Most of the answer I read say "use south" or "use fabric", but those are very vague answer IMHO. I actually use both, and am still wondering how to achieve zero downtime as much as possible.
Some details:
I have a decently sized Django application that I host at EC2. I use South for schema and data migrations as well as fabric with boto for automating repetitive deployment/backup tasks that get triggered through a set of Jenkins (continuous integration server) tasks. The database I use is a standard PostgreSQL 9.0 instance.
I have a...
staging server that gets constantly edited by our team with all the new content and gets loaded with latest and greatest code and a...
live server that keeps changing with user accounts and user data - all recorded in PostgreSQL.

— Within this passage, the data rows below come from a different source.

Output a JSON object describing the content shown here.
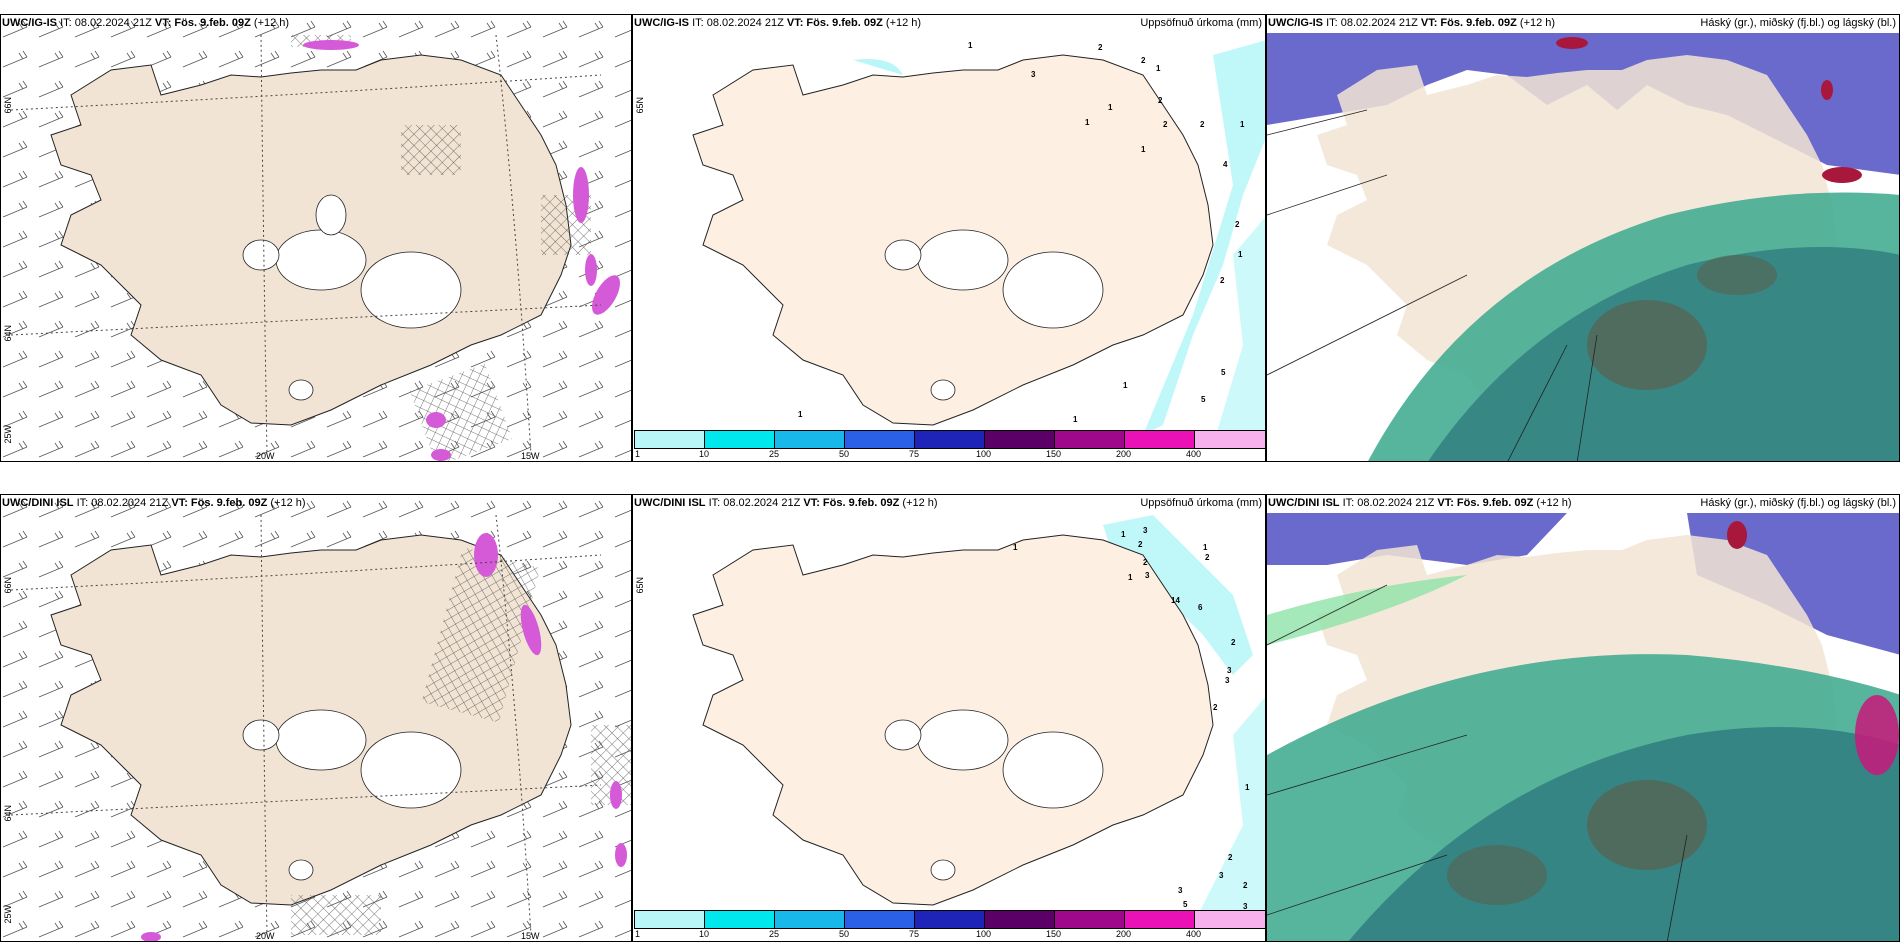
{
  "rows": [
    {
      "panels": [
        {
          "type": "wind",
          "model": "UWC/IG-IS",
          "it": "IT: 08.02.2024 21Z",
          "vt_label": "VT:",
          "vt": "Fös. 9.feb. 09Z",
          "lead": "(+12 h)",
          "right": "",
          "lat_labels": [
            "66N",
            "64N",
            "25W"
          ],
          "lon_labels": [
            "20W",
            "15W"
          ]
        },
        {
          "type": "precip",
          "model": "UWC/IG-IS",
          "it": "IT: 08.02.2024 21Z",
          "vt_label": "VT:",
          "vt": "Fös. 9.feb. 09Z",
          "lead": "(+12 h)",
          "right": "Uppsöfnuð úrkoma (mm)",
          "lat_labels": [
            "65N"
          ],
          "cbar_labels": [
            "1",
            "10",
            "25",
            "50",
            "75",
            "100",
            "150",
            "200",
            "400"
          ]
        },
        {
          "type": "cloud",
          "model": "UWC/IG-IS",
          "it": "IT: 08.02.2024 21Z",
          "vt_label": "VT:",
          "vt": "Fös. 9.feb. 09Z",
          "lead": "(+12 h)",
          "right": "Háský (gr.), miðský (fj.bl.) og lágský (bl.)"
        }
      ]
    },
    {
      "panels": [
        {
          "type": "wind",
          "model": "UWC/DINI ISL",
          "it": "IT: 08.02.2024 21Z",
          "vt_label": "VT:",
          "vt": "Fös. 9.feb. 09Z",
          "lead": "(+12 h)",
          "right": "",
          "lat_labels": [
            "66N",
            "64N",
            "25W"
          ],
          "lon_labels": [
            "20W",
            "15W"
          ]
        },
        {
          "type": "precip",
          "model": "UWC/DINI ISL",
          "it": "IT: 08.02.2024 21Z",
          "vt_label": "VT:",
          "vt": "Fös. 9.feb. 09Z",
          "lead": "(+12 h)",
          "right": "Uppsöfnuð úrkoma (mm)",
          "lat_labels": [
            "65N"
          ],
          "cbar_labels": [
            "1",
            "10",
            "25",
            "50",
            "75",
            "100",
            "150",
            "200",
            "400"
          ]
        },
        {
          "type": "cloud",
          "model": "UWC/DINI ISL",
          "it": "IT: 08.02.2024 21Z",
          "vt_label": "VT:",
          "vt": "Fös. 9.feb. 09Z",
          "lead": "(+12 h)",
          "right": "Háský (gr.), miðský (fj.bl.) og lágský (bl.)"
        }
      ]
    }
  ],
  "colors": {
    "land": "#f2e4d4",
    "land_precip": "#fdf0e2",
    "precip_cbar": [
      "#b9f6f8",
      "#00e8ee",
      "#18b8ea",
      "#2a5fe8",
      "#1f24b8",
      "#5b0067",
      "#a0088c",
      "#ea12b6",
      "#f7b2ee"
    ],
    "high_cloud": "#5a5ac8",
    "mid_cloud": "#3aa88c",
    "low_cloud": "#2f7c80",
    "storm": "#c8187a"
  },
  "precip_marks": {
    "top": [
      "1",
      "2",
      "3",
      "2",
      "1",
      "1",
      "1",
      "2",
      "2",
      "2",
      "1",
      "4",
      "1",
      "2",
      "1",
      "2",
      "5",
      "1",
      "5",
      "1",
      "1"
    ],
    "bottom": [
      "1",
      "1",
      "3",
      "2",
      "2",
      "3",
      "1",
      "1",
      "2",
      "14",
      "6",
      "2",
      "3",
      "3",
      "2",
      "1",
      "2",
      "3",
      "2",
      "3",
      "5",
      "3"
    ]
  }
}
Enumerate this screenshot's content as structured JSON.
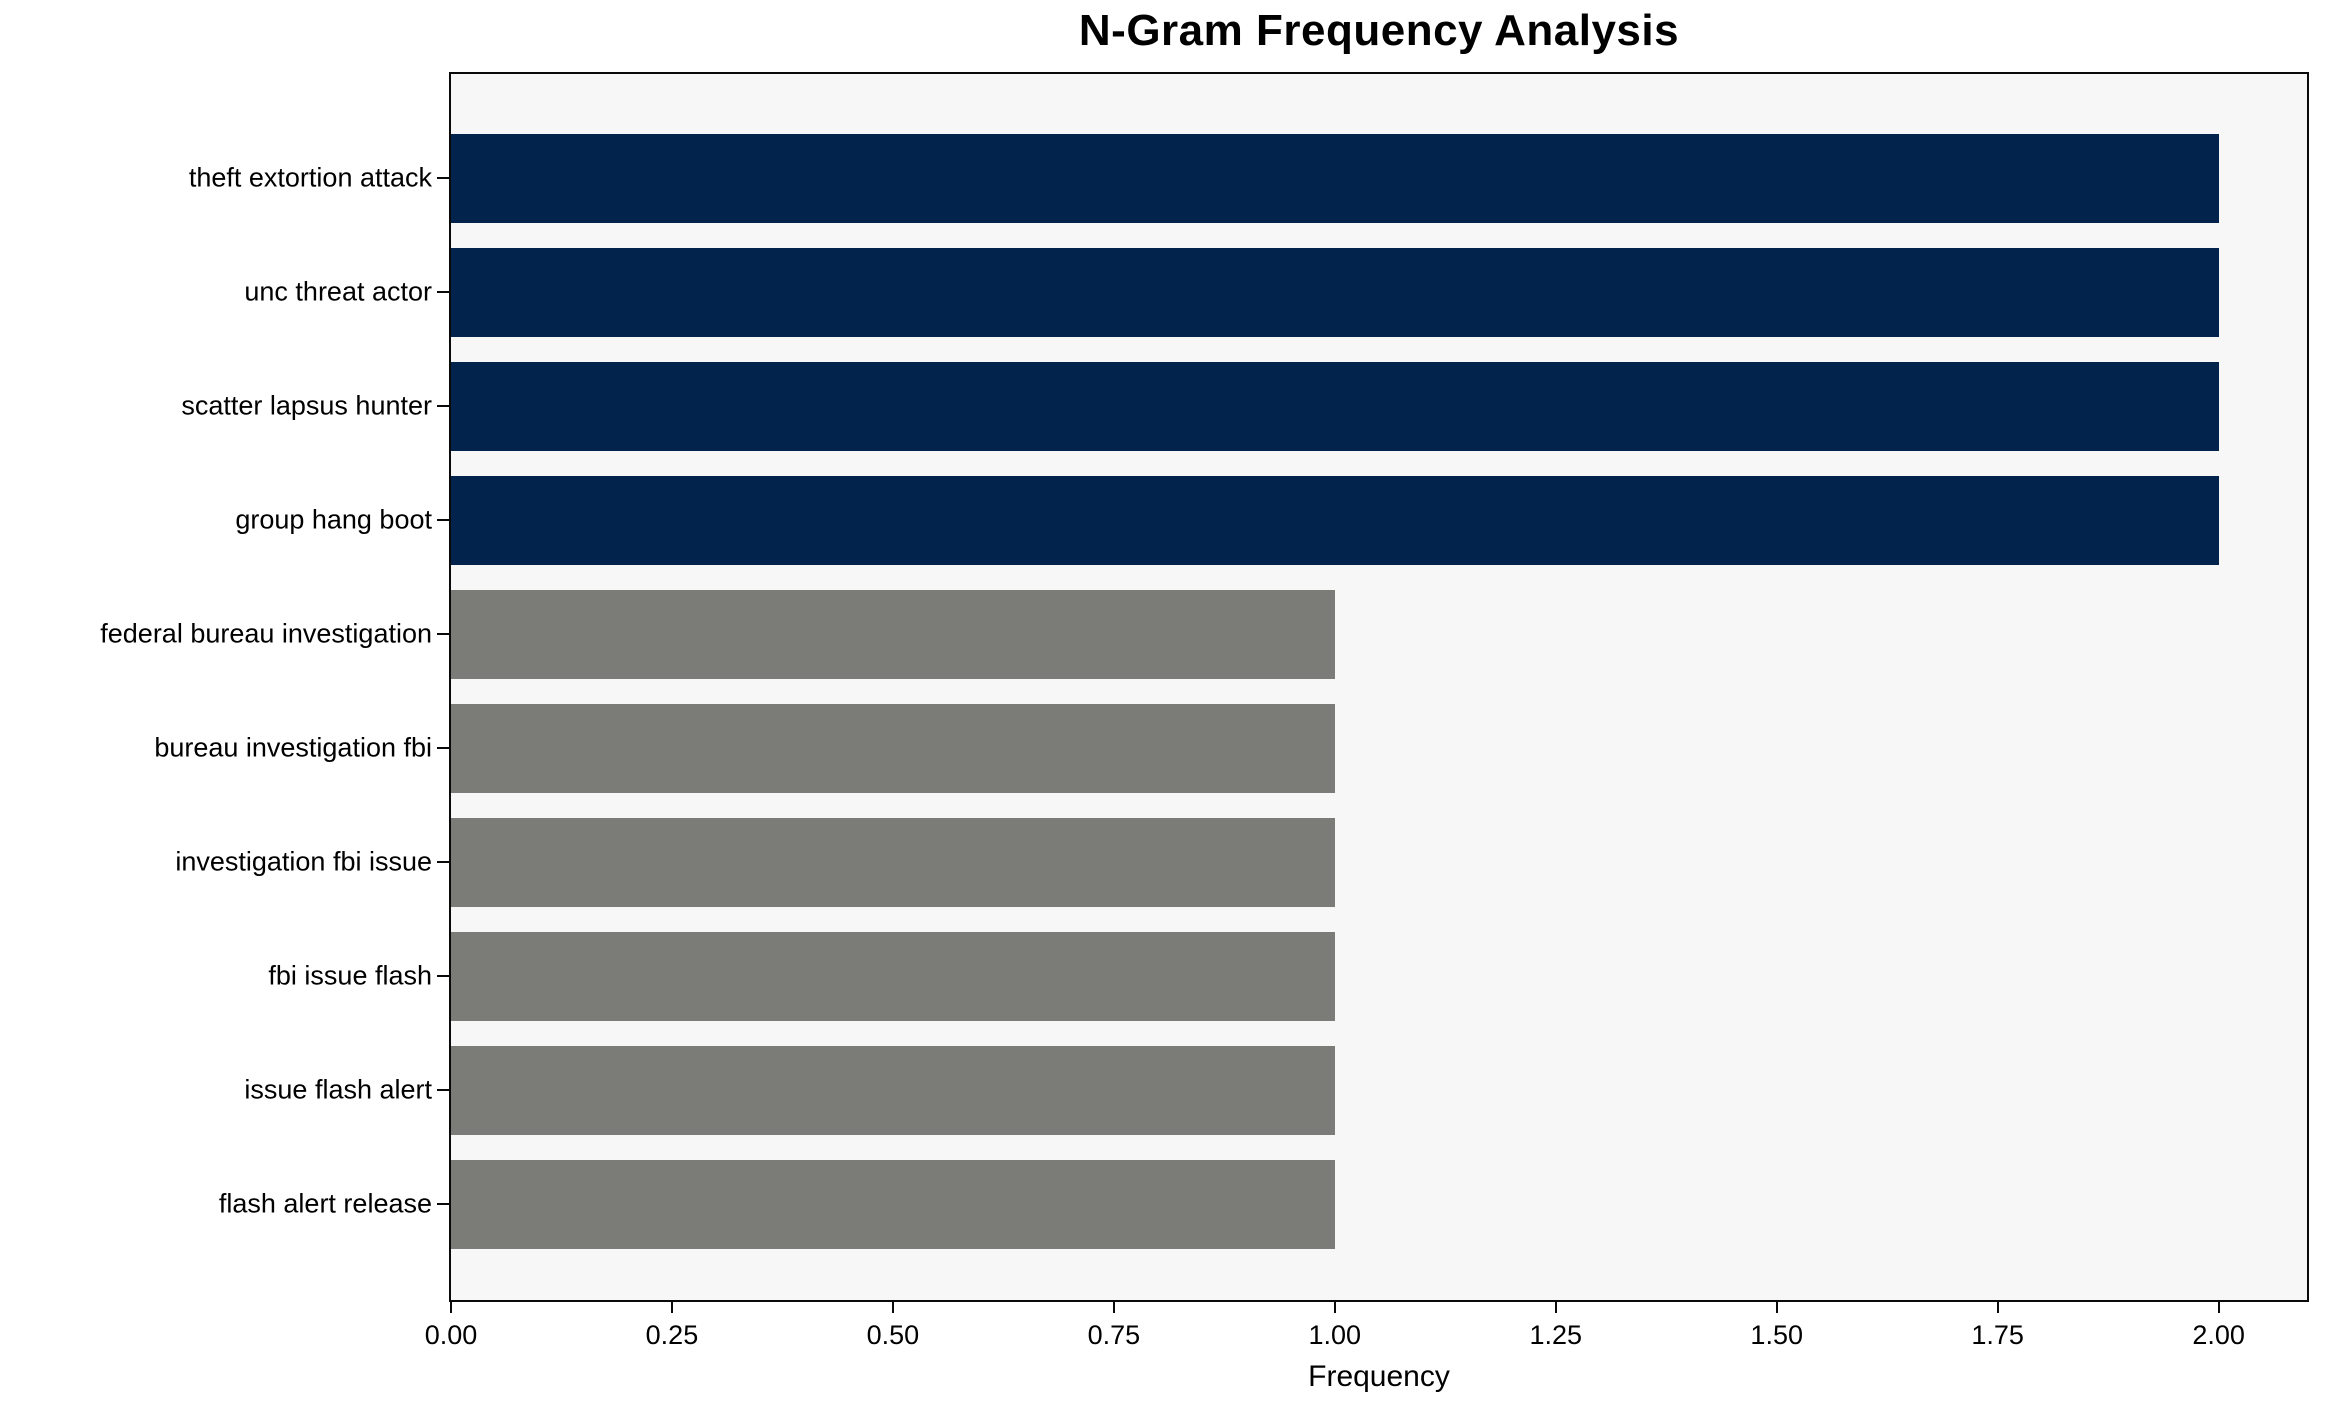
{
  "chart_data": {
    "type": "bar",
    "orientation": "horizontal",
    "title": "N-Gram Frequency Analysis",
    "xlabel": "Frequency",
    "ylabel": "",
    "categories": [
      "theft extortion attack",
      "unc threat actor",
      "scatter lapsus hunter",
      "group hang boot",
      "federal bureau investigation",
      "bureau investigation fbi",
      "investigation fbi issue",
      "fbi issue flash",
      "issue flash alert",
      "flash alert release"
    ],
    "values": [
      2,
      2,
      2,
      2,
      1,
      1,
      1,
      1,
      1,
      1
    ],
    "bar_colors": [
      "#02234c",
      "#02234c",
      "#02234c",
      "#02234c",
      "#7b7b78",
      "#7b7b78",
      "#7b7b78",
      "#7b7b78",
      "#7b7b78",
      "#7b7b78"
    ],
    "xlim": [
      0,
      2.1
    ],
    "xticks": [
      0,
      0.25,
      0.5,
      0.75,
      1.0,
      1.25,
      1.5,
      1.75,
      2.0
    ],
    "xtick_labels": [
      "0.00",
      "0.25",
      "0.50",
      "0.75",
      "1.00",
      "1.25",
      "1.50",
      "1.75",
      "2.00"
    ],
    "grid": false,
    "legend": "none"
  },
  "colors": {
    "figure_background": "#ffffff",
    "plot_background": "#f7f7f7",
    "spine": "#0a0a0a",
    "bar_high": "#02234c",
    "bar_low": "#7b7b78",
    "text": "#000000"
  }
}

Current deployment strategy:
When deploying new code and content, two EC2 snapshots of both servers (live and staging) are created. The live is switched to an "Updating new content" page...
Downtime begins.
The live-clone server gets migrated to the same schema version as staging server (using south). A dump of only the tables and sequences that I want preserved from live gets created (particularly, the user accounts along with their data). Once this is done, the dump gets uploaded to the staging-clone server. The tables that were preserved from live are truncated and the data gets inserted. As the data in my live server grows, this time obviously keeps increasing.
Once the load is complete the elastic ips of the live server gets changed to the staging-clone (and thus it has been promoted to be the new live). The live instance and the live-clone instance get terminated.
Downtime ends.
Yes this works, but as data grows, my "virtual" zero downtime gets further and further away. Of course, something that has crossed my mind is to somehow leverage replication and to start looking into PostgreSQL replication and "eventually consistent" approaches. I know there is some magic I could do perhaps with load balancers, but the issue of accounts created in the meantime make it tricky.
What would you recommend I look at?
Update:
I have a typical Django single node application. I was hoping for a solution that would go more in depth with django specific issues. For example, the idea of using Django's support for multiple databases with custom routers alongside replication has crossed my mind. There are issues related to that which I hope answer would touch upon.